Capire la Chiesa. Il Sinodo spiegato con le parole della famiglia
La foto finale del Sinodo 2023
Sinodalità, bella espressione ma concetto non sempre immediato. Proviamo a capire: « La sinodalità può intendersi come camminare dei cristiani con Cristo e verso il Regno, insieme a tutta l’umanità: orientata alla missione, essa comporta il riunirsi i assemblea al diversi livelli della vita ecclesiale, l’ascolto reciproco, il dialogo, il discernimento comunitario, la creazione del consenso come espressione del rendersi presente di Cristo vivo nello Spirito e l’assunzione di una decisione in un corresponsabilità differenziata».
Così il Documento di sintesi (parte I, Il volto della Chiesa sinodale) che, qualche paragrafo prima, parla anche di fraternità, comunione, fiducia reciproca. Quindi tutti i valori della vita familiare. Forse, senza pretendere di volersi sostituire ai padri e alle madri sinodali, è proprio questo il termine più immediato e più efficace per definire la sinodalità. E quindi possiamo tranquillamente tradurre: stile sinodale uguale stile familiare. È proprio così.

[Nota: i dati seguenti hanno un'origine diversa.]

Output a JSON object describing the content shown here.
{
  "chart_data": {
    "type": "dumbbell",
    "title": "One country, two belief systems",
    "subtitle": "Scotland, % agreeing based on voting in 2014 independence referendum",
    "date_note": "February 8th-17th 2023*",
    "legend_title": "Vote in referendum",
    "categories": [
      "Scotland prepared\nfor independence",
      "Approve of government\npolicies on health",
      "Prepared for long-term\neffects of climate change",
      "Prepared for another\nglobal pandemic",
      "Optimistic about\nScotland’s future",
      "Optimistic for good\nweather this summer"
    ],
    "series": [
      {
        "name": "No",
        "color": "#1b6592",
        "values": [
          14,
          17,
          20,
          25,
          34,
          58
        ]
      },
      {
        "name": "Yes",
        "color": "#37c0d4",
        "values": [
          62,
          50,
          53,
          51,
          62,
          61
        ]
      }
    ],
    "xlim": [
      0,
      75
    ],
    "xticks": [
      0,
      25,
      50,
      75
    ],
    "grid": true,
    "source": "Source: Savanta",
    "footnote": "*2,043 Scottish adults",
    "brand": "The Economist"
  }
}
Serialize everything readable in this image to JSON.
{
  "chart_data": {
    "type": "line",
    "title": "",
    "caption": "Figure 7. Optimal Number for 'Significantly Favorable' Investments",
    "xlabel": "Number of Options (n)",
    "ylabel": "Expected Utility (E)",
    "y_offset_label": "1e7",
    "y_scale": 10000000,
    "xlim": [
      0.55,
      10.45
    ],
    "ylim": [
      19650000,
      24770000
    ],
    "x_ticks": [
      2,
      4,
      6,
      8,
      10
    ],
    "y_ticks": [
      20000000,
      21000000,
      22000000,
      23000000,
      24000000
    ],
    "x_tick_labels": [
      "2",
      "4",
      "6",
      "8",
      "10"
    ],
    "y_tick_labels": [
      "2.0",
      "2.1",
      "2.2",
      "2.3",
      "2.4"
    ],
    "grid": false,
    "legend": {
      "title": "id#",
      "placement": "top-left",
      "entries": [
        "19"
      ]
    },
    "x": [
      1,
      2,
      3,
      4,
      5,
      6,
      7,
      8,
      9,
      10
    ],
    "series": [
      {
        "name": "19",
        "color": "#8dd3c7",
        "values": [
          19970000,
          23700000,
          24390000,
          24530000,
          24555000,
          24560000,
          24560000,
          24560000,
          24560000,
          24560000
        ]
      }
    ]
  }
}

Dove, se non in una famiglia, si cammina insieme, si è orientati alla missione (in tutta l’ampiezza e la profondità dei suoi significati), ci si riunisce insieme ai diversi livelli, si praticano ascolto e dialogo reciproco, si esercita il discernimento comunitario e si esprime la “creazione del consenso in Cristo” in uno stile di “corresponsabilità differenziata”?
Lessico un po’ complesso che, nell’ottica delle dinamiche familiari, potremmo rendere così: ogni membro della famiglia – e quindi della Chiesa – si fa carico della crescita umana e spirituale dell’altro, secondo diversi livelli di responsabilità e di impegno. I genitori accompagnano la crescita dei figli. Ma a loro volta mamme e papà crescono, in attenzione, consapevolezza, prudenza e tanto altro ancora, proprio grazie alla presenza dei figli. Ecco spiegata, in chiave domestica, la “corresponsabilità differenziata”. Raccontato così il Sinodo sulla “Chiesa sinodale” non solo è più comprensibile ma, parlando il linguaggio stesso della famiglia, diventa qualcosa di molto vicino alla realtà della vita familiare, alle sue caratteristiche, ai valori che incarna e che ne costituiscono la cifra più tipica.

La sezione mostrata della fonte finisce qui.